L'altimetria della Scanno - Silvi Marina al Giro 1969 © www.ilciclismo.it
Nel '69 debuttò un nuovo versante, quello tremendo di Roccamorice, percorso anche nelle ultime due apparizioni del 2017 e nel 2022, prevedendo però di transitare a Fonte Tettone con un GPM e riscendere a Pretoro per raggiungere il traguardo di Silvi Marina. Una soluzione che a Merckx non porta particolare fortuna: deve concedere per pochi secondi la maglia rosa a Schiavon e, subito dopo averla ripresa nelle due tappe sanmarinesi, viene squalificato a Savona, fatto arcinoto. Si rifarà nel giro di qualche settimana stravincendo il Tour de France.
L'altimetria della Francavilla al Mare - Blockhaus al Giro 1972 © www.ilciclismo.it
Dopo aver ripercorso il versante di Roccamorice in transito verso il traguardo di Francavilla a Mare nel ‘70, la salita è esclusa dal percorso nel ’71. Quando ricompare nel '72 al quarto giorno come traguardo della prima semitappa, Merckx deve confrontarsi con Josè Manuel Fuente, indomito scalatore spagnolo che arriva in Italia fresco della vittoria alla Vuelta. Fuente sguinzaglia i compagni di squadra già a Pretoro e ben presto attacca in prima persona: nonostante l'arrivo fosse addirittura più in basso, in località Fonte Tettone, presso l'Hotel Mammarosa, e la semitappa cortissima (48 km) Fuente arrivò da solo con addirittura 1'35" sul connazionale Lasa e 2'36" sul gruppetto di Merckx, giunto 5°. Merckx ribaltò tutto pochi giorni dopo nella frazione silana di Catanzaro, arrivando al traguardo insieme a Gösta Pettersson con 4'13" di vantaggio sugli inseguitori. Pochi mesi dopo Eddy Merckx avrà a che fare con l'altra nemesi iberica, che risponde al nome di Luis Ocaña (ne abbiamo parlato qua).
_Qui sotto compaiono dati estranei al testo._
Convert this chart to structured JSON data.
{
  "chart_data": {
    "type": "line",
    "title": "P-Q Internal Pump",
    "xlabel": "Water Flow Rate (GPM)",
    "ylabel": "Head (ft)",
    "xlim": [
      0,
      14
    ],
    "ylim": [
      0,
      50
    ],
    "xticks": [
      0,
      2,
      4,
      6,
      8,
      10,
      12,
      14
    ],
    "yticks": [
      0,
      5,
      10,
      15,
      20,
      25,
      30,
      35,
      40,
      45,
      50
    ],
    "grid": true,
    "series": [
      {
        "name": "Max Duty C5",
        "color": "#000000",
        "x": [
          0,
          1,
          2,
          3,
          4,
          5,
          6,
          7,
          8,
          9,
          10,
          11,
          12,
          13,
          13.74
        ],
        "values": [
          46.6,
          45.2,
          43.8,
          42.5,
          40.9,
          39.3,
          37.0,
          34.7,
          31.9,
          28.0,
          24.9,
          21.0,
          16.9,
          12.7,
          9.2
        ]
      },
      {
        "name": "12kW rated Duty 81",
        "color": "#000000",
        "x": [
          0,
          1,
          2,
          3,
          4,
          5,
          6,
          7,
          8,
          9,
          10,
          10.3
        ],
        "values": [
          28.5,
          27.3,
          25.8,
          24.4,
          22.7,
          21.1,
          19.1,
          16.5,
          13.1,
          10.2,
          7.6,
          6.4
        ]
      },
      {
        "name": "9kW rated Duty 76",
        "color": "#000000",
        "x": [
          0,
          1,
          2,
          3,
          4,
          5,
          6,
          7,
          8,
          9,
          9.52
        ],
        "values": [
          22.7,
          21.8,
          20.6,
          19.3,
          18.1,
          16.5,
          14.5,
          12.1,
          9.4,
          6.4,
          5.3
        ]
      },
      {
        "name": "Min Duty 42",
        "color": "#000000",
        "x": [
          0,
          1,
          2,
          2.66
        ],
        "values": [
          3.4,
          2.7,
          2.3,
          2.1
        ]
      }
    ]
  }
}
L'altimetria della Alba Adriatica - Lanciano al Giro 1973 © www.ilciclismo.it
Il Blockhaus compare un'ultima volta nel ‘73, nuovamente scalato da Roccamorice in transito per Lanciano. Merckx decide di inserire nel proprio palmares anche la Vuelta, dopo la quale si presenta al Giro, di nuovo sfidato da Fuente che invece ha saltato la corsa di casa per puntare tutto sulla Corsa Rosa. Ma lo spagnolo ha fatto male i conti e dopo essere stato battuto dal Cannibale in una volata a due ad Aosta, deve abbandonare la classifica dopo essere crollato sul San Fermo verso il Lago di Iseo ed aver abdicato in preda ai crampi anche sul Carpegna. Proprio salendo sul Blockhaus lo spagnolo cerca il riscatto: riesce a scollinare da solo ma il vantaggio è troppo esiguo e viene raggiunto da Panizza e, ovviamente, Merckx, che lo ribatte in volata. Il successo nel tappone dolomitico di Auronzo di Cadore gli vale soltanto un 9° posto in classifica, mentre Merckx conquista il suo quarto Giro d'Italia.
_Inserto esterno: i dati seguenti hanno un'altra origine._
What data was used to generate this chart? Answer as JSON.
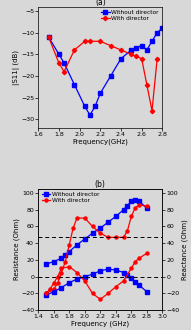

Il Blockhaus scompare dai radar per un decennio e ricompare solo come traguardo nel 1984 (vittoria di Argentin) e transito nel 1992, anno del debutto del versante di Lettomanoppello. Serve il terzo millennio per dare nuovo lustro alla montagna, riportata in auge dal traguardo a Passo Lanciano del 2006 e soprattutto dall'arrivo in vetta nel 2009, quando per colpa delle troppe nevicate fallì la sfida di arrivare in fondo alla strada, oltre quota 2000 metri. Sono seguiti i transiti a Passo Lanciano della Tirreno (celebre la cavalcata di Contador verso il traguardo di Guardiagrele) e altri due arrivi del Giro.
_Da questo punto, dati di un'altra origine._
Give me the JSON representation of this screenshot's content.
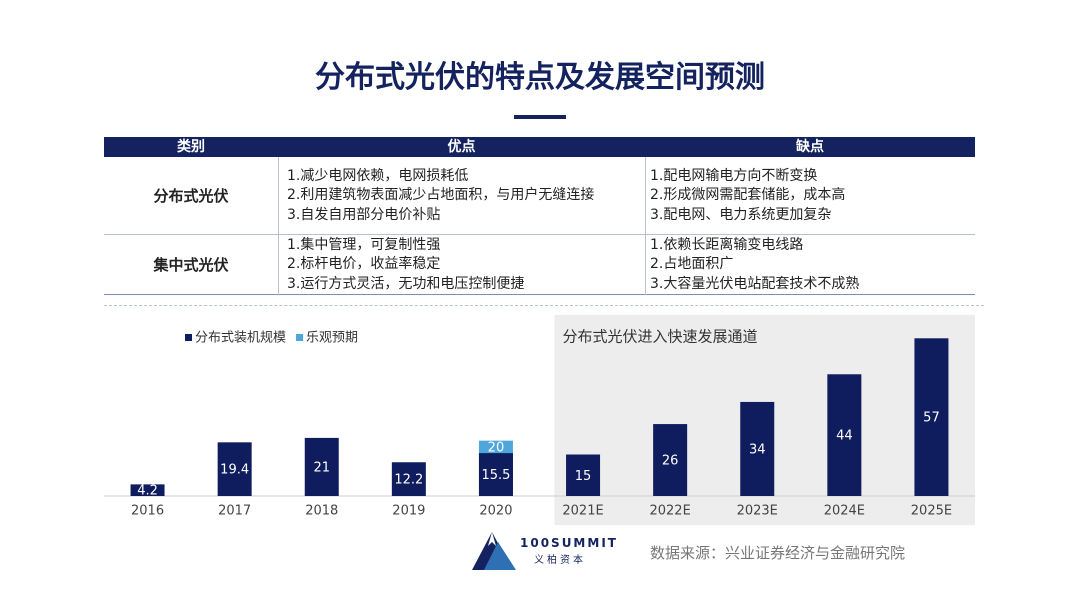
{
  "title": "分布式光伏的特点及发展空间预测",
  "table": {
    "header": [
      "类别",
      "优点",
      "缺点"
    ],
    "rows": [
      {
        "label": "分布式光伏",
        "pros": [
          "1.减少电网依赖，电网损耗低",
          "2.利用建筑物表面减少占地面积，与用户无缝连接",
          "3.自发自用部分电价补贴"
        ],
        "cons": [
          "1.配电网输电方向不断变换",
          "2.形成微网需配套储能，成本高",
          "3.配电网、电力系统更加复杂"
        ]
      },
      {
        "label": "集中式光伏",
        "pros": [
          "1.集中管理，可复制性强",
          "2.标杆电价，收益率稳定",
          "3.运行方式灵活，无功和电压控制便捷"
        ],
        "cons": [
          "1.依赖长距离输变电线路",
          "2.占地面积广",
          "3.大容量光伏电站配套技术不成熟"
        ]
      }
    ]
  },
  "chart_data": {
    "type": "bar",
    "overlap": true,
    "annotation": "分布式光伏进入快速发展通道",
    "categories": [
      "2016",
      "2017",
      "2018",
      "2019",
      "2020",
      "2021E",
      "2022E",
      "2023E",
      "2024E",
      "2025E"
    ],
    "highlight": [
      "2021E",
      "2022E",
      "2023E",
      "2024E",
      "2025E"
    ],
    "series": [
      {
        "name": "分布式装机规模",
        "color": "#0f1c5e",
        "values": [
          4.2,
          19.4,
          21,
          12.2,
          15.5,
          15,
          26,
          34,
          44,
          57
        ]
      },
      {
        "name": "乐观预期",
        "color": "#4ea6dc",
        "values": [
          null,
          null,
          null,
          null,
          20,
          null,
          null,
          null,
          null,
          null
        ]
      }
    ],
    "ylim": [
      0,
      60
    ],
    "legend": "top-left"
  },
  "source": "数据来源：兴业证券经济与金融研究院",
  "logo": {
    "name": "100SUMMIT",
    "subtitle": "义柏资本"
  }
}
La montagna resta immobile, gettando la sua ombra sulla città di Chieti e attendendo di volta in volta nuovi sfidanti. Continua ad incutere timore, talvolta stroncando i sogni di gloria di chi ci si confronta, altre volte consegnando i suoi eroi alla maglia rosa finale (Basso nel 2006, Hindley nel 2022). Ma una cosa è certa: senza Eddy Merckx ai nastri di partenza, il Blockhaus non è più la stessa cosa.